What Kim is after here is nothing less than the magic of two people connecting, and the conversations between Sarah and Mindy — revelations and reminiscences punctuated by giggles and drunken burps — are written and played with a fine-tuned sense of how close friends interact when they’re no longer daily fixtures in each other’s lives.

The filmmaker also is able to suggest the women’s evolving relationship without any dialogue at all. In one casually stunning scene on a Ferris wheel, she mutes the ambient noise, training her camera first on Malone and then on Keough as they lock eyes, suspended in mid-air. It may sound cheesy, but as a snapshot of a dawning attraction it’s more vivid and convincing than anything in Carol, a movie Lovesong calls to mind in theme if not in style, tone or setting.

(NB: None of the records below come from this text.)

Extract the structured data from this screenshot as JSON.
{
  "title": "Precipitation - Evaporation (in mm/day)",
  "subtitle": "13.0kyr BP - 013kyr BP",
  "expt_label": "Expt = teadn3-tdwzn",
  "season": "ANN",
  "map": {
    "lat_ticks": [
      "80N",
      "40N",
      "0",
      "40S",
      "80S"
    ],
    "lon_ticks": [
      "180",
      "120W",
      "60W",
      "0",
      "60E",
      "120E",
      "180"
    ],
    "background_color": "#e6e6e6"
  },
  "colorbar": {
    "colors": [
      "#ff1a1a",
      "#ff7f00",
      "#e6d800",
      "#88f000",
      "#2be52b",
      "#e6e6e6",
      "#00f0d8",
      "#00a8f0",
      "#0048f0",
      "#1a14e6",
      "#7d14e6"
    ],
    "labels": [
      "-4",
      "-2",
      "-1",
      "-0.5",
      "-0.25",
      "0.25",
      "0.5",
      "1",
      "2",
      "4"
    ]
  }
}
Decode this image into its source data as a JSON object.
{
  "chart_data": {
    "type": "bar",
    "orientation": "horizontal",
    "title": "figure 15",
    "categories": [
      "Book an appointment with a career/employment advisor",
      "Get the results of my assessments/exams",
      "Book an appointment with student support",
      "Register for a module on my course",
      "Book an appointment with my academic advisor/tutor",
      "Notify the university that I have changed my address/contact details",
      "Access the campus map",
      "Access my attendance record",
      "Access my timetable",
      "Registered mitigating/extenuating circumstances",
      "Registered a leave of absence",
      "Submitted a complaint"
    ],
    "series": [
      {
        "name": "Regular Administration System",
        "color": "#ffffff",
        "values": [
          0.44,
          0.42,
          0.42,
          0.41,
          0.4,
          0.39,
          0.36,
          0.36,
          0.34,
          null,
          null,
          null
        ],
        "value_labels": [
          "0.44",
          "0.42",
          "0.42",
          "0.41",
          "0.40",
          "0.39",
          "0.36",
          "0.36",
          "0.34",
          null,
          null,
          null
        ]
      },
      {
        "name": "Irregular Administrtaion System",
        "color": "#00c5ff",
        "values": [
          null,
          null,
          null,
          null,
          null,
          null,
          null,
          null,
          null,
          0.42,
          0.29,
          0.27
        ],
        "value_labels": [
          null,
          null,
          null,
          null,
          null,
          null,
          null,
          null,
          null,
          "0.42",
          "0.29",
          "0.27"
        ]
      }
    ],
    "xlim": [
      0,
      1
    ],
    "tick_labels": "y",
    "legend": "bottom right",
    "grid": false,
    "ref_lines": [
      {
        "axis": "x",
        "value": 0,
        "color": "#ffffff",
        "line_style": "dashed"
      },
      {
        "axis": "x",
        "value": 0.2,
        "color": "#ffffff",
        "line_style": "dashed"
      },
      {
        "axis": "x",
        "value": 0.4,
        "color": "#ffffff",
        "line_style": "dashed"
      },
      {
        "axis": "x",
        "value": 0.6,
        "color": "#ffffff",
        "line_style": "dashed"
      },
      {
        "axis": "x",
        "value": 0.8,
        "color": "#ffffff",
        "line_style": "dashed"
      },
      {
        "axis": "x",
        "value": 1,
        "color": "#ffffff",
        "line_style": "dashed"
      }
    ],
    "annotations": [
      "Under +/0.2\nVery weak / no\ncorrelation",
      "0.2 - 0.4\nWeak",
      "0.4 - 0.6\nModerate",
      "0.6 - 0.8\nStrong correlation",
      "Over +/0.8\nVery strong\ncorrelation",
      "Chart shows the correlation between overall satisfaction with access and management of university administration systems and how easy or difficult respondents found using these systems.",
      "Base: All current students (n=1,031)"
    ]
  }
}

Without giving too much away, Sarah and Mindy’s reunion comes to an abrupt end, and the story jumps ahead three years to Sarah and Jessie (now played by Sky Ok Gray) arriving in Nashville for Mindy’s wedding weekend. It’s a jarring shift: The lulling intimacy of the film’s first section is replaced by the anxious comings and goings of the nuptials, where Mindy’s mother (a fine Rosanna Arquette) sulks on the sidelines and a brash maid-of-honor (Brooklyn Decker in a broadly written role — the movie’s one false note) seems to be running the show.

If this second act is less surefooted than the first, it also peels back the layers of two characters we may have thought we had pegged. Suffice it to say that Lovesong reveals itself to be a wise and wistful movie, one that recognizes humans as complicated, changing, contradictory creatures, and time as a force that can heal, but also harden and close doors.

Malone is a force of an actress (as demonstrated in the last three Hunger Games films, and just about everything else she did before) who also knows how and when to dial it back — an invaluable skill. The revelation here, though, is Keough (Elvis Presley’s granddaughter and a supporting player in The RunawaysMagic Mike and Mad Max: Fury Road), who looks like Kristen Stewart but has a presence all her own. She gives a performance of exquisitely modulated understatement, often expressing a storm of conflicting emotions with nothing more than a few “likes” and “ums” — or, in the final scene, a smile.

That small smile sums up many of the big things this deceptively modest film has on its mind — namely the different kinds of love, and how we try, and sometimes fail, to make sense of them and make room for them in our lives.